YÖK üyesi Prof. Günay'dan özeleştiri: Fildişi kulesinde yaşıyoruz

Güncelleme Tarihi:

YÖK üyesi Prof. Günaydan özeleştiri: Fildişi kulesinde yaşıyoruz
Oluşturulma Tarihi: Nisan 04, 2011 20:26

YÜKSEK Öğretim Kurulu (YÖK) üyesi Prof. Dr. Durmuş Günay, Zonguldak Karaelmas Üniversitesi’nde (ZKÜ) verdiği konferansta özeleştiri yaptı. Hocaları ikna etmenin zor olduğunu belirten Prof. Dr. Günay, "Hepsinde bir doğru vardır. Hepsi hakikatın merkezidir. Onun dediği doğrudur. Çok az tartışırız zaten biz. Herkes fildişi kulesinde yaşayıp gidiyor" dedi.

Haberin Devamı

ZKÜ şehir kampusundeki Prof.Dr. Arif Amirov Salonu’nda düzenlenen ’Türkiye’de ve Dünyada Yüksek Öğretimdeki Gelişmeler ve Yönelişler’ konulu konferansı, Zonguldak Vali Yardımcısı Mehmet Öksüz, ZKÜ Rektörü Prof.Dr. Mahmut Özer, öğretim üyeleri ve öğrenciler izledi. Türkiye ve dünyadaki üniversitelerin durumu hakkında bilgiler aktaran Prof.Dr. Durmuş Günay, konferansın sonunda öğrenciler ile öğretim görevlilerinin sorularını cevaplandırdı. Prof.Dr. Günay, bir öğretim görevlisinin YÖK’ün ve üniversite yönetimlerinin daha esnek olması gerektiğini ifade etmesi üzerine, YÖK’ün öteden bu yana öfkeyle, ideolojik tartışmaların konusu olan bir kurum olduğunu söyledi. "YÖK, suhuletle, sukunetle eleştirilebilmiş bir kurum değil" diyen Prof.Dr. Günay, şöyle dedi:

"Yani ne yapmış, başarıları ne, başarısızlıkları ne? Esneklik önemli bir şey. Fakat uygulama nasıl? Mesela YÖK’ün çok işi var. O kadar talep var ki; ’Onu da YÖK yapsın, bunu da YÖK yapsın’ deniliyor, diğer taraftan, ’YÖK çok merkeziyetçi, çok yetkili’ diye eleştiriliyor. Bu talepler çelişki oluşturuyor."

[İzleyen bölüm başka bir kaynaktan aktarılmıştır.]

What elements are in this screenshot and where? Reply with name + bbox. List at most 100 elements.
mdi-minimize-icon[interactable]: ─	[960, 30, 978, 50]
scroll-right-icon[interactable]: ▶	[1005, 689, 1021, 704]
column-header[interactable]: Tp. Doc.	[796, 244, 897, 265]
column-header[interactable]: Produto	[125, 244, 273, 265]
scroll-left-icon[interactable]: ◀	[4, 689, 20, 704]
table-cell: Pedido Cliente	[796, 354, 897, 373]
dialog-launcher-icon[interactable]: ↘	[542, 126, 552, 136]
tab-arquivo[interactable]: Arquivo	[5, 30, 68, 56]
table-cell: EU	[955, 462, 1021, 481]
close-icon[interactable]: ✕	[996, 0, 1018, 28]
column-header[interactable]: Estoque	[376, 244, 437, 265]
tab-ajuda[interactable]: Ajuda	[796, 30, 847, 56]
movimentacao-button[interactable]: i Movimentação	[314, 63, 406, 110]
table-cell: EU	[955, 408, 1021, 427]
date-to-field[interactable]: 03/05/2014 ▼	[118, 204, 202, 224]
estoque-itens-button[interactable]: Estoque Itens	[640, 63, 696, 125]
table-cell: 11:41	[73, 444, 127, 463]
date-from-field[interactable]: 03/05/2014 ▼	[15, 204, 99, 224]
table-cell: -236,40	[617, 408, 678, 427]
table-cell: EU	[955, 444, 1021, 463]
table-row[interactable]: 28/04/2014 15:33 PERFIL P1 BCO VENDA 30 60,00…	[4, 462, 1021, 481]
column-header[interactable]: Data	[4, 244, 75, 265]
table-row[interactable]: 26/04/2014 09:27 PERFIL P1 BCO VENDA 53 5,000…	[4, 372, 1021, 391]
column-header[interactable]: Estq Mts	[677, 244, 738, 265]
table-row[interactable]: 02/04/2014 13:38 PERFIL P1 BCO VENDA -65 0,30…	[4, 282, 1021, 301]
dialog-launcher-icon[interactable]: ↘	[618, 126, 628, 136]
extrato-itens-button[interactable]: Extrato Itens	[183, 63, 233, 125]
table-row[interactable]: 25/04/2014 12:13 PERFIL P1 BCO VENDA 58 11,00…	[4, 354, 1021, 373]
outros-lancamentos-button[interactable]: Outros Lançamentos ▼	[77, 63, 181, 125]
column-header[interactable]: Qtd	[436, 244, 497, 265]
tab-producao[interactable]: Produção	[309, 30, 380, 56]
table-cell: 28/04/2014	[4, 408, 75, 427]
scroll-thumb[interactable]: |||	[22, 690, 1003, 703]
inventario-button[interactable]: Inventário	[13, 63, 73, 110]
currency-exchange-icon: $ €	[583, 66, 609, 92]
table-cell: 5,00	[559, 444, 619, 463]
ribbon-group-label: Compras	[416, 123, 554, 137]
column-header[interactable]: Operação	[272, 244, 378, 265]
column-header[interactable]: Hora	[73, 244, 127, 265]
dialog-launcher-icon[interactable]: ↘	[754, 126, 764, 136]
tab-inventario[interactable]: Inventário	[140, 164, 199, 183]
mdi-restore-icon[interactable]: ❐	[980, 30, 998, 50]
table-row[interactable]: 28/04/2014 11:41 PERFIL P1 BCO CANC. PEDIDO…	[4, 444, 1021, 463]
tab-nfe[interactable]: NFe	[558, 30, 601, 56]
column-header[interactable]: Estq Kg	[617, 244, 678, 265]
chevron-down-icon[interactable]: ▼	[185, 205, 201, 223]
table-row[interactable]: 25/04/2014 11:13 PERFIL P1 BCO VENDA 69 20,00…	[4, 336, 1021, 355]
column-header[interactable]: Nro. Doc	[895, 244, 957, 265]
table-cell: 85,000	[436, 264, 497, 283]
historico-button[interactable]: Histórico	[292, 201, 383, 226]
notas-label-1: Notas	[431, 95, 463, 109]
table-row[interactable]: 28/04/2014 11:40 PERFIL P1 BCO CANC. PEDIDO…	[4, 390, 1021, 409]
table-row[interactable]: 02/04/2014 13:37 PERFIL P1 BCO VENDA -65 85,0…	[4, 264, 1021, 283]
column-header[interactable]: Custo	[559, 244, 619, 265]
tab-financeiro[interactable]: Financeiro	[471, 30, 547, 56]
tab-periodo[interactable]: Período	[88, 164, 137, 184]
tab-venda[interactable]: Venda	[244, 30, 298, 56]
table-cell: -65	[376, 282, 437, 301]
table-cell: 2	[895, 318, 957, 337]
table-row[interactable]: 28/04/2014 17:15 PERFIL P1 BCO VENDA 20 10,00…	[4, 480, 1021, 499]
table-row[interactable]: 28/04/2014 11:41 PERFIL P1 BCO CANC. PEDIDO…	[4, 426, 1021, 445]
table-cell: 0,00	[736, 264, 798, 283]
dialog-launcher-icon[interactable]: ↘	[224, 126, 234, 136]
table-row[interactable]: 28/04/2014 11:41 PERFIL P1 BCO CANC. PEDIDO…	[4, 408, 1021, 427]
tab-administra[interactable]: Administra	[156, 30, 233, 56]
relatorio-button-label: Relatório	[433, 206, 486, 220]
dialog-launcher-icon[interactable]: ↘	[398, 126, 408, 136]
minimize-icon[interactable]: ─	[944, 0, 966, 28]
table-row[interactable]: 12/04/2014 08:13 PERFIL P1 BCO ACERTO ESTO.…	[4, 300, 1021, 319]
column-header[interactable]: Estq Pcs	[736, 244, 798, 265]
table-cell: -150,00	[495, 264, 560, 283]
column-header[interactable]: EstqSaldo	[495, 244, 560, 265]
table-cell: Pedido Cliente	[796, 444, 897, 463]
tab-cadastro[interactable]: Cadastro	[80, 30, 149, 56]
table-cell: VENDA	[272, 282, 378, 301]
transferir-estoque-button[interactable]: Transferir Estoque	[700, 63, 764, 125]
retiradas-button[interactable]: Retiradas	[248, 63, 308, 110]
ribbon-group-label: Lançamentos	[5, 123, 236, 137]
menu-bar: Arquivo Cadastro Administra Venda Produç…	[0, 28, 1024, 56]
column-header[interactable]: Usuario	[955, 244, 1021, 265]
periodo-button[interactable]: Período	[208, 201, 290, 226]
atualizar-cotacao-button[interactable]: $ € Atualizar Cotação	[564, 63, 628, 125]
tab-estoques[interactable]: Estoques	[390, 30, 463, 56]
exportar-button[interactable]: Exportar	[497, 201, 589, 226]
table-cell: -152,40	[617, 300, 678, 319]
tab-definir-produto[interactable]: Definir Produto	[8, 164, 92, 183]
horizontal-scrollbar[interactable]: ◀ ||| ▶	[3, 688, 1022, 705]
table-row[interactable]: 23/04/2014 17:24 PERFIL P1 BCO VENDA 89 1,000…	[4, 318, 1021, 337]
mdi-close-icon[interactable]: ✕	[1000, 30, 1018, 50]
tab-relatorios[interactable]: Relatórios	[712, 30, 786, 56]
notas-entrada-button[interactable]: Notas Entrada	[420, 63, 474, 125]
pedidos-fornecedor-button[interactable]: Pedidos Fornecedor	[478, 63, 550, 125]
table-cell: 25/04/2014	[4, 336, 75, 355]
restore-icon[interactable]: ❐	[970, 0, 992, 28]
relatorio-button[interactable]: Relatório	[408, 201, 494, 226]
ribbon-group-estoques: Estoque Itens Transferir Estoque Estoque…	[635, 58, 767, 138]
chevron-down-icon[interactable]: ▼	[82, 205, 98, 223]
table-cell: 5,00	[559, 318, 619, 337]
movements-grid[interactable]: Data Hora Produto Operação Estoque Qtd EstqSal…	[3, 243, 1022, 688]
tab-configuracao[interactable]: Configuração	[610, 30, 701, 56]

’BİR REKTÖR SEÇİMİNİ YAPAMADIK’

YÖK içinde bazı konuları çözemediklerini, hala bir rektör seçimini yapamadıklarını belirten Prof.Dr. Günay, "Cumhuriyetten itibaren 3’lü kararname ile atanmış. Sonra Profesörler Kurulu seçmiş. Daha sonra 1981’den itibaren Cumhurbaşkanı’na sunulmuş. Burada nasıl bir yöntemin doğru olacağı konusu belirsiz. Mesela şu anda en çok konuşulan şey, ’Üniversitelerde seçim kalksın.’ ’Seçim’ denilen şey demokrasinin kalbidir. Hocalar, ’Ben iyi kullanamıyorum’ veya ’Biz oy kullandığımızda birbirimizle geçinemiyoruz, huzurumuz bozuluyor, tartışma oluyor’ diyor. ’Mütevelli gibi bir şey gelsin’ deniyor. Mütevelli nasıl olacak? Vakıf üniversitelerinde mütevelli var. Ama orada adam cebinden para çıkarıyor, oraya bir katkı yapıyor. Katkı yapanlar acı çekiyor üniversite başarısız olursa, ters giderse. Bu gibi sorunlar tartışılageliyor" dedi.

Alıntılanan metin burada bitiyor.